Pay-to-play is a term which generally relates to the illegal practice of giving political contributions in return for government contracts. Violators can be prosecuted under an array of charges, including the federal Honest Services Fraud Statute, which stipulates that it is a crime to engage in a conspiracy to deny taxpayers the honest services of their elected officials.

Investigators and prosecutors, however, face a significant hurdle since it is inherently difficult to prove pay-to-play activity. Without "smoking guns," such as explicit tape recordings or written documents clearly demonstrating a quid pro quo arrangement, prosecutions are rarely undertaken. Rather than being labeled "pay-to-play," relationships between financial backers and elected officials are viewed as the cost of doing business with the government. Many politically connected companies feel that contributions "keep them in the game." Elected officials need only to tell them that they will be considered. No guarantee of a contract is necessary.
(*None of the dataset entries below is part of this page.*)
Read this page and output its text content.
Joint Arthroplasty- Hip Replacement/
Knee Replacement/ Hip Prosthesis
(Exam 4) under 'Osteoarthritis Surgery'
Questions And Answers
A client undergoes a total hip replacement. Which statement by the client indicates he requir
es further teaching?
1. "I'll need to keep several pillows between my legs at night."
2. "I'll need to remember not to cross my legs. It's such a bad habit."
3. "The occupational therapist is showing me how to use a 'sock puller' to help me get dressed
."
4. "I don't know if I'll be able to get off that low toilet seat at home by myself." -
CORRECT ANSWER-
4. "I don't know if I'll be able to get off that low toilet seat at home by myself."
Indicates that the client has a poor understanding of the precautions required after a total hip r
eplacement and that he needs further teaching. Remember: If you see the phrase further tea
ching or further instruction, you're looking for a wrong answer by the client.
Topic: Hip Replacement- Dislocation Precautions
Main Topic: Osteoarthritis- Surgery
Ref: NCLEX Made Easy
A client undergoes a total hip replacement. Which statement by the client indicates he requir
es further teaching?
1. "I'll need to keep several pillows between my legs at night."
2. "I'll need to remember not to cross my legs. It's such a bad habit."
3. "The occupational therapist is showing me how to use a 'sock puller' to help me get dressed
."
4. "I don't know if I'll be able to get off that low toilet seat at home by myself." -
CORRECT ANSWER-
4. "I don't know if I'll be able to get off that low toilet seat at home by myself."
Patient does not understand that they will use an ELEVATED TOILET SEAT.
While this type of activity gives the appearance of impropriety, skirting the line of ethical business practices, it remains the predominant manner in which business is conducted.

Several prominent examples:

While a state senator, Vince Fumo was also a partner at the Dilworth Paxon law firm. For obvious reasons, Mr. Fumo was not "in the law office" on a regular basis, but was compensated because of his status as a political rainmaker. For example, he is generally acknowledged as having been instrumental in bringing the firm such prominent clients as Independence Blue Cross, the Pennsylvania Turnpike Commission, and the Pennsylvania Higher Education Assistance Agency (PHEAA), all of which are closely connected with state government. Sen. Fumo had close friends at each entity, and even sat on the boards of PHEAA and Blue Cross. Despite this, spokesmen for these organizations uttered the standard line that Mr. Fumo had no bearing on the entity’s choice of Dilworth as their law firm.

Another instance raising significant ethical questions is Governor Rendell’s relationship with Ballard Spahr, the law firm for whom he worked prior to his 2002 election as Governor. Since Mr. Rendell assumed office, Ballard has received millions in legal fees from entities tied to the Governor. Specifically, from 1999 to 2001, Ballard received $25,000 from the Delaware River Port Authority (DRPA), including just $480 in 2001, but since Rendell’s election in 2002, has received $2.7 million. After becoming Governor of Pennsylvania, Rendell appointed himself Chairman of DRPA. Gov. Rendell’s former Chief of Staff, John Estey, and former Deputy Chief of Staff, Adrian King, are partners at Ballard, and both serve in prominent roles at DRPA. Mr. Estey is the Chairman-designate, voting on behalf of the Governor, and Mr. King serves as Outside Counsel. The Ballard firm is the largest recipient of legal fees from the Port Authority.

The Ballard firm has also received over $2 million in no-bid contracts for work related to the Pennsylvania Turnpike. Ballard attorneys have contributed nearly $500,000 to the Governor’s campaigns. The Philadelphia Future Political Action Committee, registered at the Ballard offices and whose Treasurer is former Ballard Chairman David Cohen, donated $471,000 to Mr. Rendell.